Lisboa com amigos e muito gelo


Aprendi a gostar de Lisboa à distância. Nestes quase três anos (já passou assim tanto tempo?!) a viver no Fundão, as idas à capital assumem uma importância quase terapêutica: lá reside quase tudo o que me vai na memória. Essa impressão digital que Lisboa deixou na minha cabeça - apercebo-me agora – é um mapa de sensações. E eu, que só lá vou para olhar, descubro a limpidez de tudo. Não é um exercício demasiado racional, nem é excessivamente poético. É, acima de tudo, pessoal. Conhecer a geografia de uma cidade como Lisboa de olhos fechados implica que foi nela que crescemos e que lá continuam penduradas entre os prédios as várias peles que despimos. Até mesmo a vontade de lhe virar costas e regressar furtivamente como um amante burlesco tem qualquer coisa de passional, de deliciosamente indefinido.

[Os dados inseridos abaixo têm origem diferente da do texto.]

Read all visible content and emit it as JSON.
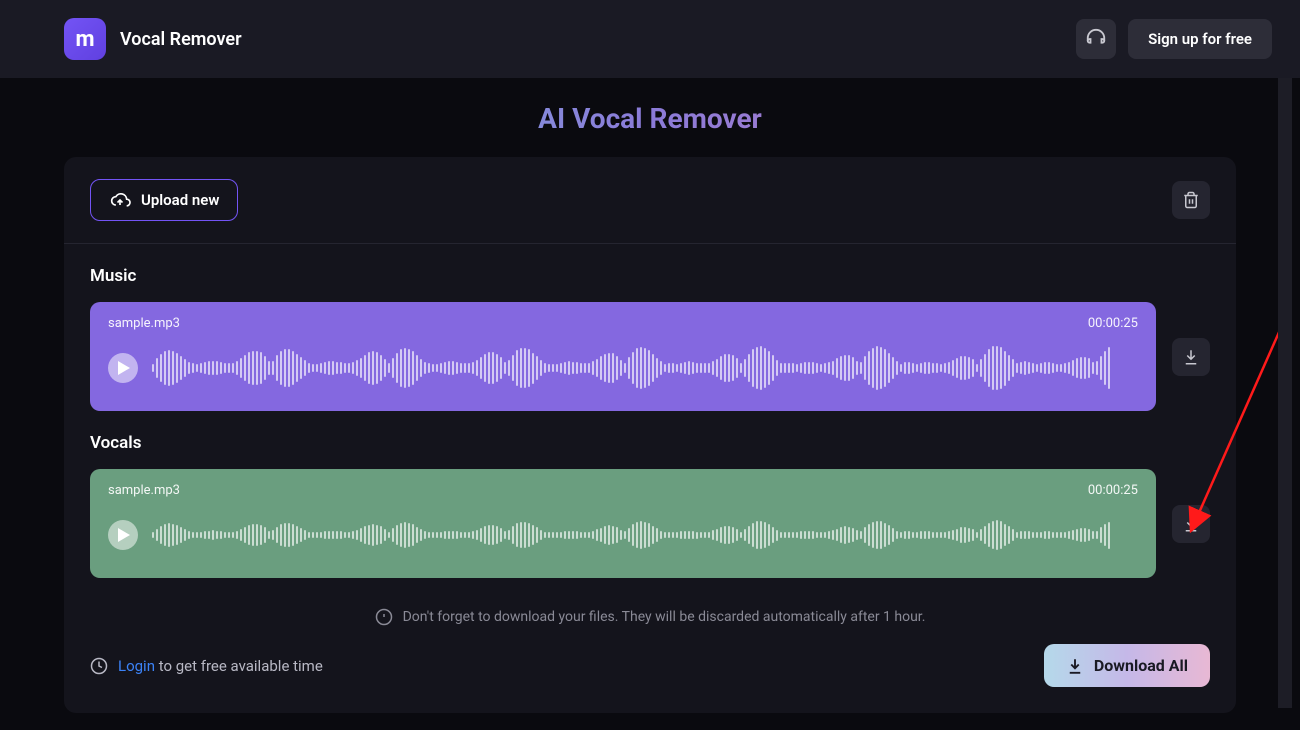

alargo os braços de uma margem à outra numa ponte em hora de ponta com o pôr-do-sol infectado pelas cores dos escapes em fumo. este é o meu postal urbano sem palmeiras no horizonte
As pessoas. As pessoas que emergem das ruas e das portas dos bares à noite, principalmente se forem amigos. Diluímos a conversa no gelo dos whiskies, refrescamos os sorrisos, soletramos os nomes uns dos outros. Lisboa é o ponto nevrálgico da minha empatia e o que fica das noitadas, da música, dos cigarros, dos copos é a alquimia do afecto. No dia seguinte estala-me a cabeça com a ressaca da distância.